Kendi ülkesinin ve milletinin değil de terör örgütlerinin, teröristlerin, yabancı ülkelerin karanlık kuruluşlarının yanında yer alanları milletimiz zaten biliyor. Bu tür vesilelerle bir kez daha tanıyor, hafızasına kaydediyor.”
Cumhurbaşkanı Erdoğan, Türkiye ne zaman bir yol ayrımına gelse bu güruhun tercihinin milli ve yerli duruştan yana değil, tam tersine yıkıcı ve bölücü taraftan yana olduğunu belirterek, bu güruhun ülke yararına yapılmak istenen tüm icraatlara da karşı çıktığını bildirdi.
Erdoğan, “Bunların en büyük destekçisi de milleti ikna ederek hedeflerine ulaşamayan birtakım partilerdir.

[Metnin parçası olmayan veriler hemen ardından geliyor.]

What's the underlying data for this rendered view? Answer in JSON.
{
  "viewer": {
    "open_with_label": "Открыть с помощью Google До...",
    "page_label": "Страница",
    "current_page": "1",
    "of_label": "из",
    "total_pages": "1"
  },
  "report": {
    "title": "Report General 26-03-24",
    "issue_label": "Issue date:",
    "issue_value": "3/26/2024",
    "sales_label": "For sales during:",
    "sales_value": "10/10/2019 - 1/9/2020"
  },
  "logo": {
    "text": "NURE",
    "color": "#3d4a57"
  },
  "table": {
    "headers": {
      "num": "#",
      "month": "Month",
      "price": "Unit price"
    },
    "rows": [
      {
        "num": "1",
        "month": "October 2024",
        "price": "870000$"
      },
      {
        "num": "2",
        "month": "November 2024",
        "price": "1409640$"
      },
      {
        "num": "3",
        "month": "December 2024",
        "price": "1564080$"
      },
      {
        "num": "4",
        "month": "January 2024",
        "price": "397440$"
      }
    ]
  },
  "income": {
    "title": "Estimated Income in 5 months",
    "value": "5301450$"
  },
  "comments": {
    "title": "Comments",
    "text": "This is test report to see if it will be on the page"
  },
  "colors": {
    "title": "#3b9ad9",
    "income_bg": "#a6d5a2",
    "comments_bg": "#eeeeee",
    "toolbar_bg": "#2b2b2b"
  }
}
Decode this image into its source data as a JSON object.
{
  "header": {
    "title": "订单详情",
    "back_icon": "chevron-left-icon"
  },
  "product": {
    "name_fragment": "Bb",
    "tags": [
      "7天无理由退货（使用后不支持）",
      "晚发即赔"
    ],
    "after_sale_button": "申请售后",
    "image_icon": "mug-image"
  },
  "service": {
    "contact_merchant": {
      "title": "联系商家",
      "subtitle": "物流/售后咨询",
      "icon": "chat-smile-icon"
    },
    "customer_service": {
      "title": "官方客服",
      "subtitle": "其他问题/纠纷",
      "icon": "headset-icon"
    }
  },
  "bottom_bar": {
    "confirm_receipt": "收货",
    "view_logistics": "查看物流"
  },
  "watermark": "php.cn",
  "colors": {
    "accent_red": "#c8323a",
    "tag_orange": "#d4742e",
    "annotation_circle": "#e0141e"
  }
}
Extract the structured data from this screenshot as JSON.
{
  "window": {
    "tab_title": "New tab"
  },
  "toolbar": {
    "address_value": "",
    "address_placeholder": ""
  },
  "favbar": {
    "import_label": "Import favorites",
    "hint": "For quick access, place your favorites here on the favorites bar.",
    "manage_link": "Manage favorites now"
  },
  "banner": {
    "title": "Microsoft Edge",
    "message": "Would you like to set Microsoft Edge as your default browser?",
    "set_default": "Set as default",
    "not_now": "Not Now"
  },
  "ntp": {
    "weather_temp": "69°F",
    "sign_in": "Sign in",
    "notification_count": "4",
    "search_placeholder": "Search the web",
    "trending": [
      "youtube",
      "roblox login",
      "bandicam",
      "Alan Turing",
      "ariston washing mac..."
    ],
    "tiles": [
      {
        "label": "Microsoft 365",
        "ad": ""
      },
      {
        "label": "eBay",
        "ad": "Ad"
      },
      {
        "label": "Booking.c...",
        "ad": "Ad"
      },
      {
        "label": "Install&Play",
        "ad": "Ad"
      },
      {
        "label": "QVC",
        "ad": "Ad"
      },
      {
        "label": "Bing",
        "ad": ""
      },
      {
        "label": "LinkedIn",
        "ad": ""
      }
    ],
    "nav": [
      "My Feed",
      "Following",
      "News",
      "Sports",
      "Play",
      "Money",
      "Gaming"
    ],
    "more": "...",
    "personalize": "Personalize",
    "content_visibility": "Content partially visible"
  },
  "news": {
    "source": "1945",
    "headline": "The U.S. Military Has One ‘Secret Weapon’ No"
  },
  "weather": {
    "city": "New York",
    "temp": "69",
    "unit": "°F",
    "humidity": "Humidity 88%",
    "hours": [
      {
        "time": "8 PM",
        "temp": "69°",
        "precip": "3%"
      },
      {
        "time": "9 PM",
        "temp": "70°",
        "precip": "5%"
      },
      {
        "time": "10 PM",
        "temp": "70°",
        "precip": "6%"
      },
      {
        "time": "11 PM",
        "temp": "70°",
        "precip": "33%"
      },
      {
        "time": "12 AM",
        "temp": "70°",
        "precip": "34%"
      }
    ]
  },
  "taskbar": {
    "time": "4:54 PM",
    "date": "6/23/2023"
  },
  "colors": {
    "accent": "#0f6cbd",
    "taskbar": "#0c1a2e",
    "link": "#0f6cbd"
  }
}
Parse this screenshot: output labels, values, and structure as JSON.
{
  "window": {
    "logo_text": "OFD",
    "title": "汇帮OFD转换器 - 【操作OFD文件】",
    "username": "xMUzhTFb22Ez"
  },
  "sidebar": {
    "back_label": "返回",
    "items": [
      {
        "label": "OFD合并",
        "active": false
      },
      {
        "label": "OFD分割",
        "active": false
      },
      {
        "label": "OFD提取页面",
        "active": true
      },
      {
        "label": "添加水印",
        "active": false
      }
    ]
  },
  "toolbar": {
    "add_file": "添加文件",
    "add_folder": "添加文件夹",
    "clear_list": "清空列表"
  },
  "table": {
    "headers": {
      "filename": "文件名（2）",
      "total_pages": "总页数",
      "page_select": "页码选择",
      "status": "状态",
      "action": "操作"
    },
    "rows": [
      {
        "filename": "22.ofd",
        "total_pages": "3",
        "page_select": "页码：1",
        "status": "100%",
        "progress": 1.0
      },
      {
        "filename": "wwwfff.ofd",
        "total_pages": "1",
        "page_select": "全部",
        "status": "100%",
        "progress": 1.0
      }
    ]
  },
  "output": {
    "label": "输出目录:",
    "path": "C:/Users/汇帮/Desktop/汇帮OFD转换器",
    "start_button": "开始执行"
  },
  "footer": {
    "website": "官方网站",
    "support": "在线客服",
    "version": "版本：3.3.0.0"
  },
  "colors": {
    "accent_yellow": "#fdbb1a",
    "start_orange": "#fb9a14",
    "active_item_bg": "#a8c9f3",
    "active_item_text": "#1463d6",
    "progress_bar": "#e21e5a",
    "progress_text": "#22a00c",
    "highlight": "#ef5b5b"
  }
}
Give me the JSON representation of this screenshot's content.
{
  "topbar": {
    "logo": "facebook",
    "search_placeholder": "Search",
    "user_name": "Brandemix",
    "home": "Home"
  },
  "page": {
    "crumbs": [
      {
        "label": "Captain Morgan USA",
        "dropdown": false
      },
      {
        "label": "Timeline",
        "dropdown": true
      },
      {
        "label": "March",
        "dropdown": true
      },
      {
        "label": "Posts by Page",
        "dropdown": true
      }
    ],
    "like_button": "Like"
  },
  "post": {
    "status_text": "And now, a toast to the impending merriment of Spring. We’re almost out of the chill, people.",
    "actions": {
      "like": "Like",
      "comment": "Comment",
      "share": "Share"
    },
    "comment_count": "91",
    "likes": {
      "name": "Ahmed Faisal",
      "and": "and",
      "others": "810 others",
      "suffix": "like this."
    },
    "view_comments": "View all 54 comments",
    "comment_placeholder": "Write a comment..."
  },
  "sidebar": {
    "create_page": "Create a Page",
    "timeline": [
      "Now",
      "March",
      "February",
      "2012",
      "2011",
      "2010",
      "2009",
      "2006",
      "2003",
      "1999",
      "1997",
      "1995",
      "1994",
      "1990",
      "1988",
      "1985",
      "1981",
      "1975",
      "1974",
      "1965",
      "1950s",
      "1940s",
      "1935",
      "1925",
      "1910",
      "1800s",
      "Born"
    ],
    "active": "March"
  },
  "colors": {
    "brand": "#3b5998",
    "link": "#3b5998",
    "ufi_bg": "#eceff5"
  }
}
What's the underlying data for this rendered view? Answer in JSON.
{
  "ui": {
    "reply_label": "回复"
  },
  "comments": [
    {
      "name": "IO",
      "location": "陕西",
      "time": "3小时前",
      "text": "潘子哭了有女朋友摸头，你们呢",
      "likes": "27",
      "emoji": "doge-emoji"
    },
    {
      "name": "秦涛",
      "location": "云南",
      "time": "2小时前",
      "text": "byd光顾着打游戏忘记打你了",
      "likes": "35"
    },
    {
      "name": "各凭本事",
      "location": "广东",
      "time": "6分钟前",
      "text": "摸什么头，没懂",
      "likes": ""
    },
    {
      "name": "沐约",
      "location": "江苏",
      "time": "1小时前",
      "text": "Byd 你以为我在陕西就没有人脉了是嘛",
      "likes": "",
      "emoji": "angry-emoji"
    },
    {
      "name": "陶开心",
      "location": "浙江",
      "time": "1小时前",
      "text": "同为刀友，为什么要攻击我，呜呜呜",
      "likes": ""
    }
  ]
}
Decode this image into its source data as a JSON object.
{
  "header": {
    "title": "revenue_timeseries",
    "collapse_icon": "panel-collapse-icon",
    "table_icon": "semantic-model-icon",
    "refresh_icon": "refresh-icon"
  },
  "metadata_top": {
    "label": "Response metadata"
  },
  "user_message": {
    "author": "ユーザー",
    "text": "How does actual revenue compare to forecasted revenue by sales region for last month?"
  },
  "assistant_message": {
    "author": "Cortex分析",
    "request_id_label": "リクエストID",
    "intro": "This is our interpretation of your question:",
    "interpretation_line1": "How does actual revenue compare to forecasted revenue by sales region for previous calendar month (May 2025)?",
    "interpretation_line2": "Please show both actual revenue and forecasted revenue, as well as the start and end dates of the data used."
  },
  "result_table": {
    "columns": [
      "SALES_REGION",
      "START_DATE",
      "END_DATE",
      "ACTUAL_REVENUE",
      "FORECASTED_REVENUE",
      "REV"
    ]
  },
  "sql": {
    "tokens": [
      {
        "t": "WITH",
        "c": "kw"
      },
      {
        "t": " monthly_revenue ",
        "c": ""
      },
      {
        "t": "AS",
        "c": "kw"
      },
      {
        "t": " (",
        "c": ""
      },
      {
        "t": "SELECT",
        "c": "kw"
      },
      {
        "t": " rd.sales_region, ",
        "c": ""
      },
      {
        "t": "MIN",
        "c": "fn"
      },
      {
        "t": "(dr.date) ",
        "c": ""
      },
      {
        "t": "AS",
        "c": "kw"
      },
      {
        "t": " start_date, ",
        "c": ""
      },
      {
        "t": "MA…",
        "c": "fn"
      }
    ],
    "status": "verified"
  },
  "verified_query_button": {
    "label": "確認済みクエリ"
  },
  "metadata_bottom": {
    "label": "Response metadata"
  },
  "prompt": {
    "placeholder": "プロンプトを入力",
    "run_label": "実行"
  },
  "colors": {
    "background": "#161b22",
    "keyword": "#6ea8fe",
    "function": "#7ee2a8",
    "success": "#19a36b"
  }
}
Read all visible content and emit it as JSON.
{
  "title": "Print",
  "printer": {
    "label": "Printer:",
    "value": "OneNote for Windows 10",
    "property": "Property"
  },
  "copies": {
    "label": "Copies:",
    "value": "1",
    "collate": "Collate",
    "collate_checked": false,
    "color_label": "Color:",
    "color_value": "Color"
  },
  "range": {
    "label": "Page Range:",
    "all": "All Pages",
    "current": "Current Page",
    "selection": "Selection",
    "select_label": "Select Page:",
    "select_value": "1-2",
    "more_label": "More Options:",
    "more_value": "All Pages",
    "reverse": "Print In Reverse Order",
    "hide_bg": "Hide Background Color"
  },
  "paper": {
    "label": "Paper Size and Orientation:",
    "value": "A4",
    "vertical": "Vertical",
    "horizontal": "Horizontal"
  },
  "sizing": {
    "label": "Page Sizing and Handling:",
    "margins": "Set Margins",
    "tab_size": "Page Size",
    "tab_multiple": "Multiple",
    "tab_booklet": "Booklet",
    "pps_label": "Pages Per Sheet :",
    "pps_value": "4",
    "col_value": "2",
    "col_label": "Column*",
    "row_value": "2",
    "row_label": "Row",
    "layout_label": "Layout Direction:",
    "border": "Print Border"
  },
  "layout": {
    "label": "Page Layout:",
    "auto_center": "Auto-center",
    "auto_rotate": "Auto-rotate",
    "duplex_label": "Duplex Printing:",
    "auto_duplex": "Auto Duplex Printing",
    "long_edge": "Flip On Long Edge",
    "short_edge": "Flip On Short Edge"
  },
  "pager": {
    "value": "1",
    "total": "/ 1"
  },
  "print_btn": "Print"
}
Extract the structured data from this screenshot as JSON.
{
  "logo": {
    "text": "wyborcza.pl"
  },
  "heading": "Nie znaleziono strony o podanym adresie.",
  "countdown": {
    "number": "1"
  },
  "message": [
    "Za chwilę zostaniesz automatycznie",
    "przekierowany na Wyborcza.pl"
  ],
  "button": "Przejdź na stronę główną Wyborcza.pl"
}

Siyasi iktidarı milletin desteğini kazanarak elde edemeyenlerin terör yoluyla, terör örgütleri vasıtasıyla, kendi halkına yabancılaşmış bu sözde akademisyenler aracılığıyla hükümeti köşeye sıkıştırmaya çalışmasını üzüntü ile takip ediyoruz” diye konuştu.
“Milletim bana her makamı layık görmüş”
Cumhurbaşkanı Erdoğan, konuşmasına şöyle devam etti:
“Terör olaylarının, bombalama hadiselerinin sorumlusu olarak bizi gösterecek kadar aklı ve vicdanını yitiren bu güya siyasetçi, aydın, medya mensubu, sivil toplum temsilcisi kesimler şunu iyi bilsinler; Cumhurbaşkanı olarak yüzde 52 oyla şahsımı bu makama getiren milletime karşı sorumluluklarım, benim için her şeyin önünde gelir. Ülkemizin bütünlüğü, milletimizin birliği devletimizin bekası konusunda ne yapmam gerekiyorsa onu yapmaya devam edeceğim. Bu şekilde hareket etmek sadece anayasaya değil, onunla birlikte milletimize ve tarihimize karşı sorumluluğumun gereğidir.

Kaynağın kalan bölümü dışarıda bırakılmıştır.